Preto, pobre e suburbano

Esse aqui é o cotidiano de um simples jornalista carioca que mora e circula pra cima e pra baixo na cidade de São Sebastião do Rio de Janeiro. Mas acaba sempre voltando pra a base, em Bangu - terra onde só os fortes sobrevivem pq é longe pra burro e tem que ter saco pra aturar as idas e vindas...

quinta-feira, agosto 21, 2003

Camelôs no Santa Cruz

O meu trem é simplesmente o bom e velho Santa Cruz, ou seja, aquele que percorre o ramal Santa Cruz. É o mais longo trajeto dos trens urbanos do Rio. Como já escrevi em outra oportunidade, saio do trem na 24ª estação do ramal, a Guilherme da Silveira, bem em frente ao campo do Bangu, popularmente conhecido como Moça Bonita.

Pegando o 'trem rápido' são 40 minutos lá dentro, tempo suficiente pra ver bastante coisa. Ontem uns quatro camelôs chamaram minha atenção.

Primeiro passou uma moça que teve ter até menos idade que eu. Ela trazia um menino de cucuruto raspado no colo, uma outra criança a seguia toda sorridente e saltitante, porém sujinha, sujinha, driblando os passageiros e pulando de um vagão pra outro. A moça, a mãe, administrava os dois moleques enquanto vendia bananada. Até ontem eu não havia visto isso.

Enquanto ela foi pra outro vagão, chegou no que eu estava um tipo curioso. Um senhor negro, atarracado, de cabelo grisalho. Vestia um terno verde e carregava um bíblia na mão esquerda e um pacote de Biscoito Globo na direita. Pensei “é o Globo do Senhor”. Mas depois a ficha caiu. Que pensamento imbecil o meu. Preconceituoso com o credo do cara e sem levar em conta que um homem daquela idade estar trabalhando não deveria ser algo normal. Das duas uma, ou precisava reforçar a aposentaria, ou nem aposentadoria tem.

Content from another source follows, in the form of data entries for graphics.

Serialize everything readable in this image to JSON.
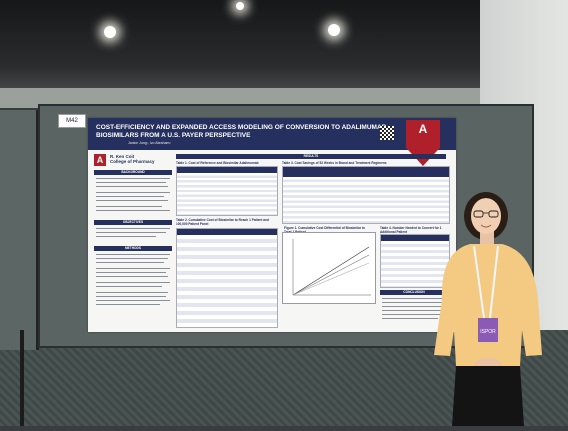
{
  "poster": {
    "board_number": "M42",
    "title": "COST-EFFICIENCY AND EXPANDED ACCESS MODELING OF CONVERSION TO ADALIMUMAB BIOSIMILARS FROM A U.S. PAYER PERSPECTIVE",
    "authors": "Janice Jung¹, Ivo Abraham¹",
    "institution_logo_letter": "A",
    "college_name_line1": "R. Ken Coit",
    "college_name_line2": "College of Pharmacy",
    "sections": {
      "background": "BACKGROUND",
      "objectives": "OBJECTIVES",
      "methods": "METHODS",
      "results": "RESULTS",
      "conclusion": "CONCLUSION"
    },
    "table1_caption": "Table 1. Cost of Reference and Biosimilar Adalimumab",
    "table2_caption": "Table 2. Cumulative Cost of Biosimilar to Reach 1 Patient and 100,000 Patient Panel",
    "table3_caption": "Table 3. Cost Savings of 52 Weeks in Brand and Treatment Regimens",
    "figure1_caption": "Figure 1. Cumulative Cost Differential of Biosimilar to Treat 1 Patient",
    "table4_caption": "Table 4. Number Needed to Convert for 1 Additional Patient"
  },
  "badge": {
    "text": "ISPOR"
  },
  "colors": {
    "poster_header": "#26305f",
    "logo_red": "#b0202b",
    "shirt": "#f4c982"
  }
}
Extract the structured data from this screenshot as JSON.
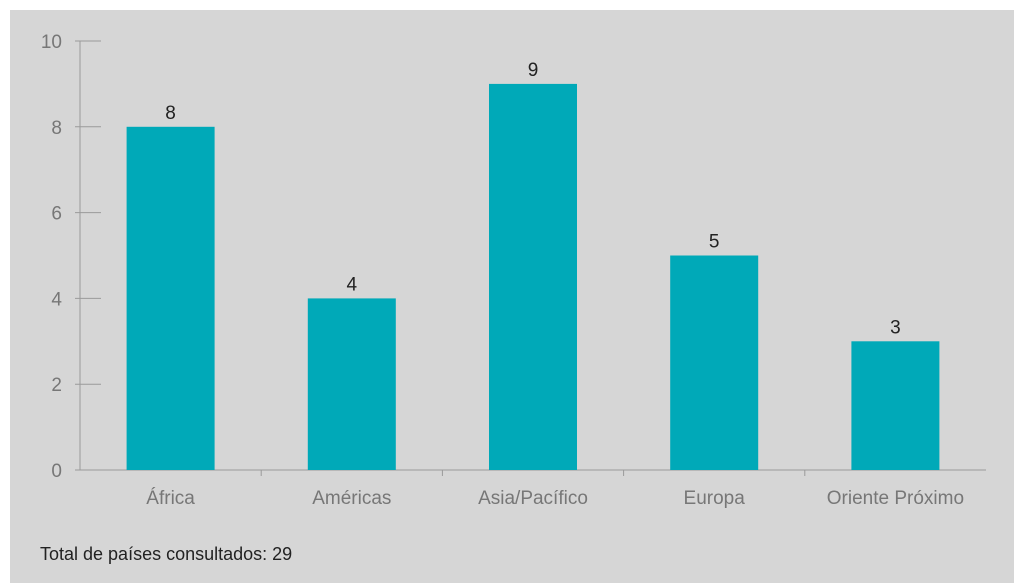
{
  "header": {
    "title": ""
  },
  "colors": {
    "background": "#d6d6d6",
    "bar": "#00a9b8",
    "axis": "#9a9a9a"
  },
  "chart_data": {
    "type": "bar",
    "categories": [
      "África",
      "Américas",
      "Asia/Pacífico",
      "Europa",
      "Oriente Próximo"
    ],
    "values": [
      8,
      4,
      9,
      5,
      3
    ],
    "ylim": [
      0,
      10
    ],
    "yticks": [
      "0",
      "2",
      "4",
      "6",
      "8",
      "10"
    ],
    "xlabel": "",
    "ylabel": "",
    "grid": false,
    "data_labels": true
  },
  "footnote": "Total de países consultados: 29"
}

Depois pinto um mulato que chegou do meu lado com uma bolsa enorme. Parou, pôs a bolsa no chão. Abriu-a e de lá de dentro tirou um gancho que vinha trazendo, já devidamente ensacadinhos cebolas, cabeças de alho e umas paradas verdes que não soube identificar. Tudo por um real. Era comprar, ele punha em um saquinho preto já preparado pra isso e pronto. O cliente leva a cebola, o alho ou a parada que eu soube explicar pra casa na boa.

Por último, existia tb o cara que vendia de tudo. Vinha ele com um gancho pra pendurar nos suportes onde os passgeiros se seguram. O gancho trazia coisas embaldas como cachos de banana onde se via baralho, cotonete, bandeide, cadeado e até superbonder. Os trens são verdadeiros mercados populares de uma variedade que surpreende. Acho que qq indivíduo que topa ser repórter de cidade no Rio de Janeiro deveria obrigatoriamente viajar num transporte desses.